Mungkin, agar terkesan tidak represif kepada rakyat, Soeharto melalui Keppres No. 29 Tahun 1988 melikuidasi Kopkamtib dan membentuk Bakorstanas. Tugas lembaga baru itu dibuat tidak menakutkan: memberi masukan situasi keamanan kepada Presiden. Padahal, di bawah koordinasi Panglima ABRI, dengan anggota di antaranya panglima kodam sampai komandan kodim, Bakorstanas setali tiga uang dengan Kopkamtib: bertindak aktif melakukan penangkapan para aktivis yang dianggap berseberangan dengan pemerintah Orde Baru.
Tidak hanya itu. Agar mendapat pegawai negeri yang loyal pada pemerintah, Soeharto membentuk lembaga Litsus. Badan yang dibentuk melalui Keppres No. 16 Tahun 1990 itu bertugas membersihkan aparat birokrat dari "kuman" komunis. Dalam prakteknya, Litsus—di bawah koordinasi Bakorstanas—digunakan sebagai alat penyaring agar para "pembelot" tak masuk birokrasi.

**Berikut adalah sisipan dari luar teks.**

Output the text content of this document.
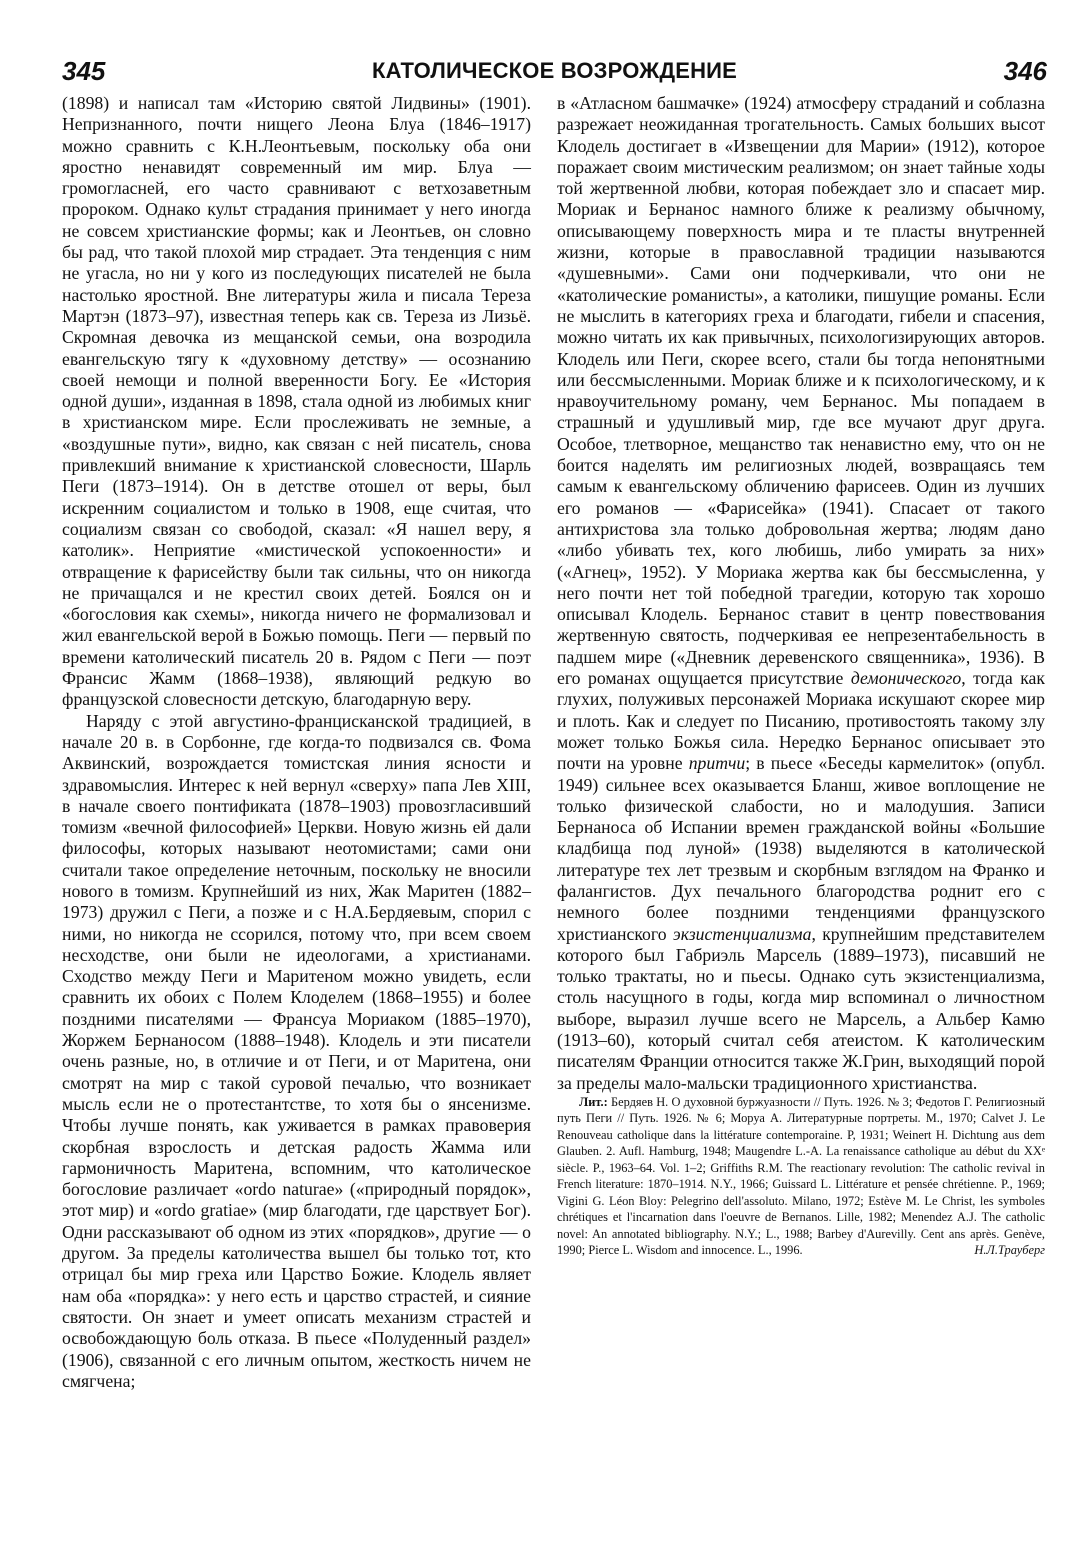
345	КАТОЛИЧЕСКОЕ ВОЗРОЖДЕНИЕ	346

(1898) и написал там «Историю святой Лидвины» (1901). Непризнанного, почти нищего Леона Блуа (1846–1917) можно сравнить с К.Н.Леонтьевым, поскольку оба они яростно ненавидят современный им мир. Блуа — громогласней, его часто сравнивают с ветхозаветным пророком. Однако культ страдания принимает у него иногда не совсем христианские формы; как и Леонтьев, он словно бы рад, что такой плохой мир страдает. Эта тенденция с ним не угасла, но ни у кого из последующих писателей не была настолько яростной. Вне литературы жила и писала Тереза Мартэн (1873–97), известная теперь как св. Тереза из Лизьё. Скромная девочка из мещанской семьи, она возродила евангельскую тягу к «духовному детству» — осознанию своей немощи и полной вверенности Богу. Ее «История одной души», изданная в 1898, стала одной из любимых книг в христианском мире. Если прослеживать не земные, а «воздушные пути», видно, как связан с ней писатель, снова привлекший внимание к христианской словесности, Шарль Пеги (1873–1914). Он в детстве отошел от веры, был искренним социалистом и только в 1908, еще считая, что социализм связан со свободой, сказал: «Я нашел веру, я католик». Неприятие «мистической успокоенности» и отвращение к фарисейству были так сильны, что он никогда не причащался и не крестил своих детей. Боялся он и «богословия как схемы», никогда ничего не формализовал и жил евангельской верой в Божью помощь. Пеги — первый по времени католический писатель 20 в. Рядом с Пеги — поэт Франсис Жамм (1868–1938), являющий редкую во французской словесности детскую, благодарную веру.

Наряду с этой августино-францисканской традицией, в начале 20 в. в Сорбонне, где когда-то подвизался св. Фома Аквинский, возрождается томистская линия ясности и здравомыслия. Интерес к ней вернул «сверху» папа Лев XIII, в начале своего понтификата (1878–1903) провозгласивший томизм «вечной философией» Церкви. Новую жизнь ей дали философы, которых называют неотомистами; сами они считали такое определение неточным, поскольку не вносили нового в томизм. Крупнейший из них, Жак Маритен (1882–1973) дружил с Пеги, а позже и с Н.А.Бердяевым, спорил с ними, но никогда не ссорился, потому что, при всем своем несходстве, они были не идеологами, а христианами. Сходство между Пеги и Маритеном можно увидеть, если сравнить их обоих с Полем Клоделем (1868–1955) и более поздними писателями — Франсуа Мориаком (1885–1970), Жоржем Бернаносом (1888–1948). Клодель и эти писатели очень разные, но, в отличие и от Пеги, и от Маритена, они смотрят на мир с такой суровой печалью, что возникает мысль если не о протестантстве, то хотя бы о янсенизме. Чтобы лучше понять, как уживается в рамках правоверия скорбная взрослость и детская радость Жамма или гармоничность Маритена, вспомним, что католическое богословие различает «ordo naturae» («природный порядок», этот мир) и «ordo gratiae» (мир благодати, где царствует Бог). Одни рассказывают об одном из этих «порядков», другие — о другом. За пределы католичества вышел бы только тот, кто отрицал бы мир греха или Царство Божие. Клодель являет нам оба «порядка»: у него есть и царство страстей, и сияние святости. Он знает и умеет описать механизм страстей и освобождающую боль отказа. В пьесе «Полуденный раздел» (1906), связанной с его личным опытом, жесткость ничем не смягчена;

в «Атласном башмачке» (1924) атмосферу страданий и соблазна разрежает неожиданная трогательность. Самых больших высот Клодель достигает в «Извещении для Марии» (1912), которое поражает своим мистическим реализмом; он знает тайные ходы той жертвенной любви, которая побеждает зло и спасает мир. Мориак и Бернанос намного ближе к реализму обычному, описывающему поверхность мира и те пласты внутренней жизни, которые в православной традиции называются «душевными». Сами они подчеркивали, что они не «католические романисты», а католики, пишущие романы. Если не мыслить в категориях греха и благодати, гибели и спасения, можно читать их как привычных, психологизирующих авторов. Клодель или Пеги, скорее всего, стали бы тогда непонятными или бессмысленными. Мориак ближе и к психологическому, и к нравоучительному роману, чем Бернанос. Мы попадаем в страшный и удушливый мир, где все мучают друг друга. Особое, тлетворное, мещанство так ненавистно ему, что он не боится наделять им религиозных людей, возвращаясь тем самым к евангельскому обличению фарисеев. Один из лучших его романов — «Фарисейка» (1941). Спасает от такого антихристова зла только добровольная жертва; людям дано «либо убивать тех, кого любишь, либо умирать за них» («Агнец», 1952). У Мориака жертва как бы бессмысленна, у него почти нет той победной трагедии, которую так хорошо описывал Клодель. Бернанос ставит в центр повествования жертвенную святость, подчеркивая ее непрезентабельность в падшем мире («Дневник деревенского священника», 1936). В его романах ощущается присутствие демонического, тогда как глухих, полуживых персонажей Мориака искушают скорее мир и плоть. Как и следует по Писанию, противостоять такому злу может только Божья сила. Нередко Бернанос описывает это почти на уровне притчи; в пьесе «Беседы кармелиток» (опубл. 1949) сильнее всех оказывается Бланш, живое воплощение не только физической слабости, но и малодушия. Записи Бернаноса об Испании времен гражданской войны «Большие кладбища под луной» (1938) выделяются в католической литературе тех лет трезвым и скорбным взглядом на Франко и фалангистов. Дух печального благородства роднит его с немного более поздними тенденциями французского христианского экзистенциализма, крупнейшим представителем которого был Габриэль Марсель (1889–1973), писавший не только трактаты, но и пьесы. Однако суть экзистенциализма, столь насущного в годы, когда мир вспоминал о личностном выборе, выразил лучше всего не Марсель, а Альбер Камю (1913–60), который считал себя атеистом. К католическим писателям Франции относится также Ж.Грин, выходящий порой за пределы мало-мальски традиционного христианства.

Лит.: Бердяев Н. О духовной буржуазности // Путь. 1926. № 3; Федотов Г. Религиозный путь Пеги // Путь. 1926. № 6; Моруа А. Литературные портреты. М., 1970; Calvet J. Le Renouveau catholique dans la littérature contemporaine. P, 1931; Weinert H. Dichtung aus dem Glauben. 2. Aufl. Hamburg, 1948; Maugendre L.-A. La renaissance catholique au début du XXᵉ siècle. P., 1963–64. Vol. 1–2; Griffiths R.M. The reactionary revolution: The catholic revival in French literature: 1870–1914. N.Y., 1966; Guissard L. Littérature et pensée chrétienne. P., 1969; Vigini G. Léon Bloy: Pelegrino dell'assoluto. Milano, 1972; Estève M. Le Christ, les symboles chrétiques et l'incarnation dans l'oeuvre de Bernanos. Lille, 1982; Menendez A.J. The catholic novel: An annotated bibliography. N.Y.; L., 1988; Barbey d'Aurevilly. Cent ans après. Genève, 1990; Pierce L. Wisdom and innocence. L., 1996.	Н.Л.Трауберг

Jadi, jangan heran jika banyak pihak menyambut gembira tindakan Gus Dur itu. "Langkah Presiden itu bagus dan positif untuk menghapus dwifungsi TNI," kata pengamat politik Mochtar Pabottingi. Pihak TNI sendiri juga menyatakan setuju. Menurut Kepala Pusat Penerangan TNI, Marsekal Muda Graito Usodo, likuidasi Bakorstanas justru memberi peluang bagi setiap institusi untuk menjalankan fungsinya secara profesional. Tidak kurang Sudomo, mantan Panglima Kopkamtib, mengamini langkah tersebut. "Badan ini sudah menyimpang karena mulai main tangkap dan mengurus masalah buruh segala," kata Sudomo Jumat pekan silam.
Penyimpangan Bakorstanas lumayan banyak. Salah satunya diungkapkan Pungki Indarti. Kepala Divisi Perburuhan Lembaga Bantuan Hukum Surabaya itu punya catatan buruk aparat Bakorstanasda Jawa Timur. Ia menyebut tewasnya Marsinah, aktivis buruh PT Catur Putra Surya (CPS) Sidoarjo itu, akibat campur tangan lembaga tersebut. "Meski belum jelas siapa pembunuhnya, Marsinah raib setelah diinterogasi aparat Kodim Sidoarjo," ujarnya.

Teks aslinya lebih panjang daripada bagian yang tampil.